If you want the most flexible towing options, GMC is the go-to brand. The camera system is outstanding and should be put on 18-wheeler trucks as well, to improve safety. GM has improved the state of the art, and vehicle safety, with its ProGrade camera system. It’s a gem.

The carbon fiber bedliner definitely protects against dents and damage. Some of GMC’s comparative-advantage claims use extreme tests cases such as sharp objects dropped from 25-50 feet up. Lots of pickup trucks survive extreme daily use with many small dents and never a puncture. A spray-on bedliner minimizes cosmetic damage, while GMC’s CarbonPro bed virtually stops cosmetic and puncture damage. If you’re into a pickup for $60,000 or more, $1,000 for a carbon bed isn’t unreasonable.

The Sierra 1500 now gets adaptive cruise as an option, but the best you can get with the 2500 and 3500 HD is cruise control. ACC on the big pickups would be a benefit, suitably modified so ACC’s minimum following distances are modified relative to the cargo you’re carrying. A pickup with 10,000 pounds of cargo takes a longer time slow or stop.

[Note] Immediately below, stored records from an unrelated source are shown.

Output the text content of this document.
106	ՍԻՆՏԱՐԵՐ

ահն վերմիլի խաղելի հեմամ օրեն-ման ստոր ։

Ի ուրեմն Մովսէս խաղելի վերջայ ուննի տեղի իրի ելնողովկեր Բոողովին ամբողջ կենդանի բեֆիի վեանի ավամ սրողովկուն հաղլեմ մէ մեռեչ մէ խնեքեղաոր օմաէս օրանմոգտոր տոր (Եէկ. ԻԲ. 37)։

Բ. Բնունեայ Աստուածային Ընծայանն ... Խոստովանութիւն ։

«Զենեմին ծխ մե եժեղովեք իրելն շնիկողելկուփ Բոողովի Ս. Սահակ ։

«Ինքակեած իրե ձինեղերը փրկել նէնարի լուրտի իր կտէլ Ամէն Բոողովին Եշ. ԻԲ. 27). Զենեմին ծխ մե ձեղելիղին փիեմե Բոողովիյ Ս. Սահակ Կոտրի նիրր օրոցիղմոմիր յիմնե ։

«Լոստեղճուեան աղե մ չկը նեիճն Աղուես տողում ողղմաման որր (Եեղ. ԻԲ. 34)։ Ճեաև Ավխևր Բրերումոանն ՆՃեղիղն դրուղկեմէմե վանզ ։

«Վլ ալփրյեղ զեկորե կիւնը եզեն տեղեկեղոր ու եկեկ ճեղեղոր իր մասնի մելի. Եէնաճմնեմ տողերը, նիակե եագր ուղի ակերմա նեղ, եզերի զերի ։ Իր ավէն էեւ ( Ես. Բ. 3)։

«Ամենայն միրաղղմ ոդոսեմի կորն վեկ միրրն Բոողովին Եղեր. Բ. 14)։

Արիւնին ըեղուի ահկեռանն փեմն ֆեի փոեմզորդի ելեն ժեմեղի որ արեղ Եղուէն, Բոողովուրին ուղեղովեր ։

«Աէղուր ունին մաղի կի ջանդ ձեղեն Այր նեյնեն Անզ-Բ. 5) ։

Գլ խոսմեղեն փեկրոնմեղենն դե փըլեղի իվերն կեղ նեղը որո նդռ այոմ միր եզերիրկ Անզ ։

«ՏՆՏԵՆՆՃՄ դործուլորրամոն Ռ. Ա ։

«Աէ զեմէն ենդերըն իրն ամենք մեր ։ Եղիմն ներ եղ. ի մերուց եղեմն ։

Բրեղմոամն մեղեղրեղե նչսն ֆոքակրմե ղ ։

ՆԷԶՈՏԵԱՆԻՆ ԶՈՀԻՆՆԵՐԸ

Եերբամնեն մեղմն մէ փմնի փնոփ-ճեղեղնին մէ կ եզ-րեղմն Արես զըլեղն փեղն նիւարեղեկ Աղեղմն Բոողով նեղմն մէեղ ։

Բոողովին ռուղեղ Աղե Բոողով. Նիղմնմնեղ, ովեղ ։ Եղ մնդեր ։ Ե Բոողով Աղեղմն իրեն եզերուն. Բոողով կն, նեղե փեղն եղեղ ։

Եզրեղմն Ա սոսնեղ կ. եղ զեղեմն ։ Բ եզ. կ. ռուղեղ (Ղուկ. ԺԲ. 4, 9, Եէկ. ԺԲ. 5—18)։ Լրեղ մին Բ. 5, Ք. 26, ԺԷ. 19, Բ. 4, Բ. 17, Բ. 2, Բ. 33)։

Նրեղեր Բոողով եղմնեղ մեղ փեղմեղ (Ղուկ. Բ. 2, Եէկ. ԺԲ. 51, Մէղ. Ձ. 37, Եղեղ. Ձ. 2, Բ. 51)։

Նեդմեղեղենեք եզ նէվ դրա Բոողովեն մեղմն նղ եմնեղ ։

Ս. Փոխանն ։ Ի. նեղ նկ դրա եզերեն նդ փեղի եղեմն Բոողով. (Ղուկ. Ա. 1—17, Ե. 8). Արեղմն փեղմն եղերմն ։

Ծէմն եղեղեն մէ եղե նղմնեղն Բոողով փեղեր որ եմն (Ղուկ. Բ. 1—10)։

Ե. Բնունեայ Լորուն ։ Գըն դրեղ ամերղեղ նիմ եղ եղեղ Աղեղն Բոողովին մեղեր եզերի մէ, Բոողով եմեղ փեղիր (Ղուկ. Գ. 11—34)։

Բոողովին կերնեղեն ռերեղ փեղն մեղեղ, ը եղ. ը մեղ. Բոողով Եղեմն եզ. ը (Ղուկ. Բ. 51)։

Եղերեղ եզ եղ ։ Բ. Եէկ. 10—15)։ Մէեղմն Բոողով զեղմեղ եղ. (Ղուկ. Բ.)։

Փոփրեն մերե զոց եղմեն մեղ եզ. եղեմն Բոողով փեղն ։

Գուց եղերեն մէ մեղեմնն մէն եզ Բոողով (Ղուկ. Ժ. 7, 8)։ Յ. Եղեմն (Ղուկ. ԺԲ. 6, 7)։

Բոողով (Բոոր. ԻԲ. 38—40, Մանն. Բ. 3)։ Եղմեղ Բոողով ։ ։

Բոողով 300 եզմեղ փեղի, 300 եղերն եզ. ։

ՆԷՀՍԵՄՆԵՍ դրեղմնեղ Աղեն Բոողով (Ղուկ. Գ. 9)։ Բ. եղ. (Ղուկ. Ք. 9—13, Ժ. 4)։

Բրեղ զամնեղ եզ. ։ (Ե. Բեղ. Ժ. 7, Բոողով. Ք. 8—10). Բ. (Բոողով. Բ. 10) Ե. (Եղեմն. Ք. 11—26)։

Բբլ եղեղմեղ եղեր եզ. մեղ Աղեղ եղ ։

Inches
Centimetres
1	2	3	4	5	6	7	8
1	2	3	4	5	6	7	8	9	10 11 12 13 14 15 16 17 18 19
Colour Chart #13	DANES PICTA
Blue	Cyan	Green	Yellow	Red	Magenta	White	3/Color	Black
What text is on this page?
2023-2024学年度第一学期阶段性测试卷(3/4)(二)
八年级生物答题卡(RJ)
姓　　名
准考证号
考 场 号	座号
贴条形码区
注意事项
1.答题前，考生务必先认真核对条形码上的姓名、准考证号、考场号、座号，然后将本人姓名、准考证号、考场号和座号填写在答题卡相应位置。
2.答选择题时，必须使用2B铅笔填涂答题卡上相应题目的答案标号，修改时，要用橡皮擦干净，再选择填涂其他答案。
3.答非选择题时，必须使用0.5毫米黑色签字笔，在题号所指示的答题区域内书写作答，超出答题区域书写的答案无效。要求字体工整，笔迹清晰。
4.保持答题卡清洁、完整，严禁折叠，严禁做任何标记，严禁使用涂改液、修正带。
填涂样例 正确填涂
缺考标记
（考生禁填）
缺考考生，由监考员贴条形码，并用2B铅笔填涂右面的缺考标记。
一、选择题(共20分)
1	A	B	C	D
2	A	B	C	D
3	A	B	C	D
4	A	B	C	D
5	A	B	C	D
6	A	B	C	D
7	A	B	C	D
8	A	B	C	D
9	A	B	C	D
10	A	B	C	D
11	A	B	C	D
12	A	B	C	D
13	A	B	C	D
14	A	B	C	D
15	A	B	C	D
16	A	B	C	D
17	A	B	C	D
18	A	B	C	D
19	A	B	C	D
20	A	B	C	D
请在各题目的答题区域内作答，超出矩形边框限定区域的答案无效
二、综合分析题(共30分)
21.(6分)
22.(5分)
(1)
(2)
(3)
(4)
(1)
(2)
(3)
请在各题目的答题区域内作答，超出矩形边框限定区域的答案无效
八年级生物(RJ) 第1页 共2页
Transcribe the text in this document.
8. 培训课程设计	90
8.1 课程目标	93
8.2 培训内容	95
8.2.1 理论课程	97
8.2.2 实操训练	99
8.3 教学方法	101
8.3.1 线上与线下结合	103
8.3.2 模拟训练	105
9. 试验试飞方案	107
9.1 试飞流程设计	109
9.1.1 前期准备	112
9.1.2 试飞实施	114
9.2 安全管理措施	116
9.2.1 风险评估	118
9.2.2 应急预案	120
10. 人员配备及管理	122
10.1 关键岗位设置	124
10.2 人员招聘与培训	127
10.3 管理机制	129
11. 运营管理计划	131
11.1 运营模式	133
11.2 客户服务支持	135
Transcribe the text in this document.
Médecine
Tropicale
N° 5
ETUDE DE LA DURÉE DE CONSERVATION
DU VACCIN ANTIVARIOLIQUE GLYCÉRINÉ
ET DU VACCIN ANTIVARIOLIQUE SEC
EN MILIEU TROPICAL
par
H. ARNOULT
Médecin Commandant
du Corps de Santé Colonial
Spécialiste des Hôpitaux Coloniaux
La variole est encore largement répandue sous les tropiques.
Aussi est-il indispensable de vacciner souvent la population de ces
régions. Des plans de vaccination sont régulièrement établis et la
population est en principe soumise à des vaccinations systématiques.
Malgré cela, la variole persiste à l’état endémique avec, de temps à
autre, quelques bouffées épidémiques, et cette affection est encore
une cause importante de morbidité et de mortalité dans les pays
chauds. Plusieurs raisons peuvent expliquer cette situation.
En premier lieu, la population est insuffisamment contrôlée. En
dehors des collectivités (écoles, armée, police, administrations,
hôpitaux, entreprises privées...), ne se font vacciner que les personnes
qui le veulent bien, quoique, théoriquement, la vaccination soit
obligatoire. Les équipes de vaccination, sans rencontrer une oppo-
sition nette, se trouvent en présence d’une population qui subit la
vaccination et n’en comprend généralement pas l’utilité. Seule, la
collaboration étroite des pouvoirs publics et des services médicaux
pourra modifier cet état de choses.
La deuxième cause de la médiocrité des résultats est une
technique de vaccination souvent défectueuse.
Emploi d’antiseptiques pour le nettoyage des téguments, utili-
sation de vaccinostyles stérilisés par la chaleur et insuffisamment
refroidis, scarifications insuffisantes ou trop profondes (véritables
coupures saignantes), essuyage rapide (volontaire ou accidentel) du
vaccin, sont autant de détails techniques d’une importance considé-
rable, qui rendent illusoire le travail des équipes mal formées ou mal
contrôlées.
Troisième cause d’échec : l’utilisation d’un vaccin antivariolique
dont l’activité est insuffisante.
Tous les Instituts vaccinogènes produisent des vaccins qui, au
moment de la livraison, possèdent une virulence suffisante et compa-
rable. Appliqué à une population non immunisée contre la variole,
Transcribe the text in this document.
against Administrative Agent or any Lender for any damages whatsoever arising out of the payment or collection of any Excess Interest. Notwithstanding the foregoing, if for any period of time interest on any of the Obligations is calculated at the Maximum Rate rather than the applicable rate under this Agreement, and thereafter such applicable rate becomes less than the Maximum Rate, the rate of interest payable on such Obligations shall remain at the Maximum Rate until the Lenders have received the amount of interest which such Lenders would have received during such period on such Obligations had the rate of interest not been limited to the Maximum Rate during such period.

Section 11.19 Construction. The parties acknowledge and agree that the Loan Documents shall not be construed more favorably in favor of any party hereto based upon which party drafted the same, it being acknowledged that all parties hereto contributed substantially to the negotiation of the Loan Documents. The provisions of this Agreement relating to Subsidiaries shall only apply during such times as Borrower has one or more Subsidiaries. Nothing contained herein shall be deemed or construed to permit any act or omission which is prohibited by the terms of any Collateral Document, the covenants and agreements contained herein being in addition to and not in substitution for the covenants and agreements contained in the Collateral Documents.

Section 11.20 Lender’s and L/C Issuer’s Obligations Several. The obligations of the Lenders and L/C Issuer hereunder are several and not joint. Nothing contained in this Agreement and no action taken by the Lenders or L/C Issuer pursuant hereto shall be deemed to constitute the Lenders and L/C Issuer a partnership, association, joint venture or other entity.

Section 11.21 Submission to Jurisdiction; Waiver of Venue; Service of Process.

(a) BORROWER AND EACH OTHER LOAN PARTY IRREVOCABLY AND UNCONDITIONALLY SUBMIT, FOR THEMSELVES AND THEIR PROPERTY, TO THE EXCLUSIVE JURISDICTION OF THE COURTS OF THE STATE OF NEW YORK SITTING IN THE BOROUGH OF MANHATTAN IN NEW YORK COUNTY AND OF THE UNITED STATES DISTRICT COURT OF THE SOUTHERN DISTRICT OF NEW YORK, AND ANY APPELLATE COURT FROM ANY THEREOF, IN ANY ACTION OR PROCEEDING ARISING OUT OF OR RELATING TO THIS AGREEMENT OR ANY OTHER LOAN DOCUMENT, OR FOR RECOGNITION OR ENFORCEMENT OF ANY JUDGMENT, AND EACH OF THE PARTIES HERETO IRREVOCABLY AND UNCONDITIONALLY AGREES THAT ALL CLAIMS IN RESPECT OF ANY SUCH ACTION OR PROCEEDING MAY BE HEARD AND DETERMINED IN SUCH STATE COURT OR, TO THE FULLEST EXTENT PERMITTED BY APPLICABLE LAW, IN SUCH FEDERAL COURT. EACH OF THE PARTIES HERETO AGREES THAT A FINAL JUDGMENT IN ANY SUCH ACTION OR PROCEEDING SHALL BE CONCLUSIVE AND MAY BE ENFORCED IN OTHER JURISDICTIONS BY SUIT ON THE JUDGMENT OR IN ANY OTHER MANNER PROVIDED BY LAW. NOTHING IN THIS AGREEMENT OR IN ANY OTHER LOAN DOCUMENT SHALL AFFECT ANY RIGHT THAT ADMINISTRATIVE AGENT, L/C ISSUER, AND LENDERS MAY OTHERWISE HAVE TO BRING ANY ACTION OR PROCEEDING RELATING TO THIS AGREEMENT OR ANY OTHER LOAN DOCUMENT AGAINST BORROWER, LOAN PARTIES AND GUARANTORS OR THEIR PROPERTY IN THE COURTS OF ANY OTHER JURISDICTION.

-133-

There are only a couple downsides you should know about the GMC Sierra series. The Sierras you want cost a lot, same as pickups from every maker. The higher-end AT4 and Denali trim lines are quite nice, but overall Ram and F-150 have nicer interiors at comparable trim lines, even when GMC is the one premium-nameplate, pickup-truck maker.

If technology matters, GMC has a lot to offer than no one else: the great head-up display, the unmatched camera system, the carbon fiber bad, and the multi-way tailgate.